Safe Handlingand Storage
When handling or storing gasoline, take all necessary safety precautions
- Immediately report leaks, spills, or safety equipment failures.
- Eliminate heat and ignition sources such as sparks, open flames, hot surfaces, and static discharge.
- Post “No Smoking” signs.
- Do not use gasoline near welding operations or other high energy sources.
- Electrically bond and ground equipment.
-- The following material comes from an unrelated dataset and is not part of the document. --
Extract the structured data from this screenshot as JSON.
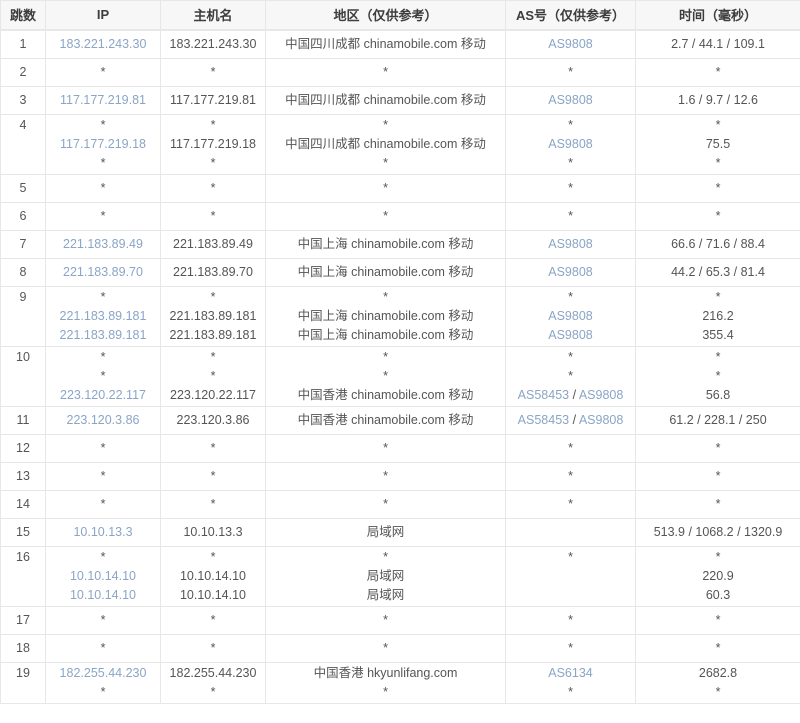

Ensure that ground clips contact bare metal.
- Keep a minimum amount of gasoline in storage.
- Store gasoline in a separate area from the work area.
- Store gasoline in an area that is cool, dry, well-ventilated, out of direct sunlight, and away from heat and ignition sources.
- Prevent gasoline from accidental contact with incompatible chemicals.
- Never use gasoline as a cleaner, solvent, or charcoal lighter. The vapors may float along the ground and contact an ignition source, causing an explosion.
- Wash hands after handling gasoline.
- If gasoline spills on clothing, remove the clothing immediately.
- Use gasoline in open areas with plenty of fresh air.
- Avoid prolonged breathing of gasoline vapors.
- While filling a container with gasoline, remove the container from the vehicle and place it on the ground. Never fill a container in a truck bed or trunk of a car. Keep the Nozzel in contact with container. Fill the container only 95% full to leave room for the gasoline to expand during temperature changes.
- When filling a vehicle or container with gasoline, turn off the engine and extinguish cigarettes. Never smoke or keep an open flame within 50 feet of a gas pump or any refueling activity.
- Allow gas-powered equipment, such as lawnmowers, to cool before refueling. Refueling hot-powered equipment can cause the vapors to ignite or explode, resulting in severe injury or burns. Always move the gas container at least 50 feet from gas-powered equipment after fueling and before starting the machine.
- Do not leave a gasoline container in direct sun.
- When placing a container of gasoline in a vehicle, tighten both the container cap and vent cap. Secure the container so it will not slide around or tip over.
- Always place a gasoline container in the pickup bed or the car trunk. Remove the container from the vehicle as soon as possible to avoid heat building up pressure in the container.
- Never place a gasoline container in the passenger compartment of a vehicle. Placing a container of gasoline in the passenger compartment can create an inhalation and fire hazard inside the vehicle.
- Store gasoline in approved metal or plastic containers only. Look for the Underwriters’ Laboratories (UL) or Canadian Standards Association (CSA) label.
- Never store gasoline in a house. Gasoline should be stored in an outside well-ventilated shied away from ignition sources or in a fireproof container.